For organizations, this ends the false binary. Depth and breadth no longer compete. A bank exploring new digital features can capture voices across demographics in weeks, not months. A health-tech team can fold dozens of patient experiences into the design cycle in real time. A software platform can test adoption signals across continents without sacrificing cultural nuance. 

The payoff is more than efficiency. It is confidence. When executives see both scale and nuance in the evidence, they act faster and with greater conviction. 

The New Standard 

The era of choosing between depth or breadth is behind us. AI frees research leaders from the constraints of small samples or limited perspectives. With AI as a synthesis partner, the standard shifts: hundreds of voices, interpreted with clarity, delivered at speed. 

For teams still focused on fixing the format problem, our previous piece, The $150K PDF That Nobody Reads, explores how static reports constrain research. Our next article examines an even bigger shift: what happens when your users are no longer only people.

The pace of AI change can feel relentless with tools, processes, and practices evolving almost weekly. We help organizations navigate this landscape with clarity, balancing experimentation with governance, and turning AI’s potential into practical, measurable outcomes. If you’re looking to explore how AI can work inside your organization—not just in theory, but in practice—we’d love to be a partner in that journey. Request an AI briefing.   


Key Takeaways


FAQS

What is the depth vs. breadth tradeoff in qualitative research?
The depth vs. breadth tradeoff refers to the long-standing belief that teams must choose between conducting a small number of interviews with rich nuance (depth) or a larger sample with less detail (breadth). Human synthesis struggles to handle both simultaneously, forcing this choice.

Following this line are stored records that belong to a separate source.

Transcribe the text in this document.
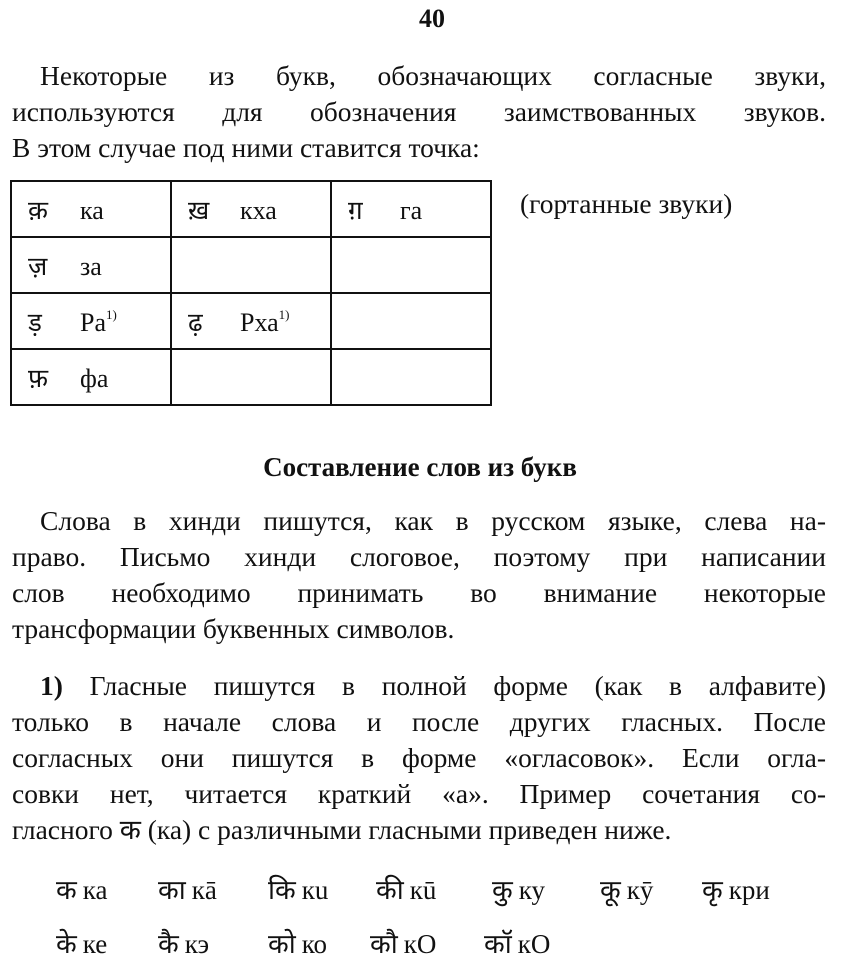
40
Некоторые из букв, обозначающих согласные звуки,
используются для обозначения заимствованных звуков.
В этом случае под ними ставится точка:
क़ ка	ख़ кха	ग़ га
ज़ за		
ड़ $Ра^{1)}$	ढ़ Рха$^{1)}$	
फ़ фа		
(гортанные звуки)
Составление слов из букв
Слова в хинди пишутся, как в русском языке, слева на-
право. Письмо хинди слоговое, поэтому при написании
слов необходимо принимать во внимание некоторые
трансформации буквенных символов.
1) Гласные пишутся в полной форме (как в алфавите)
только в начале слова и после других гласных. После
согласных они пишутся в форме «огласовок». Если огла-
совки нет, читается краткий «а». Пример сочетания со-
гласного क (ка) с различными гласными приведен ниже.
क ка का кā कि кu की кū कु ку कू кӯ कृ кри
के ке कै кэ को ко कौ кО कॉ кО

How does AI change the depth vs. breadth tradeoff?
AI dissolves the tradeoff by enabling researchers to process hundreds of conversations quickly while still preserving nuance. Instead of diluting insight, scale strengthens pattern recognition and surfaces weak signals earlier.

Why has qualitative research been constrained to small sample sizes?
Human synthesis is time-consuming. After 20–30 interviews, transcripts become overwhelming, and important signals get lost in the noise. This labor bottleneck led leaders to view small samples as “pragmatic,” even though it was really a constraint of capacity.

Does AI replace the role of the researcher?
No. AI accelerates synthesis, but the researcher remains critical for judgment, interpretation, and ensuring context and nuance are applied correctly. AI acts as a partner that expands capacity rather than a replacement.

What is the impact of AI-enabled synthesis on decision-making?
With faster synthesis and preserved nuance, research insights emerge in real time rather than only in final reports. Leaders gain richer evidence earlier, which supports faster, more confident decisions.

What does this mean for the future of qualitative research?
The old tradeoff between depth and breadth is over. AI makes it possible to achieve both simultaneously, shifting the standard for research to hundreds of voices interpreted with clarity and delivered at speed.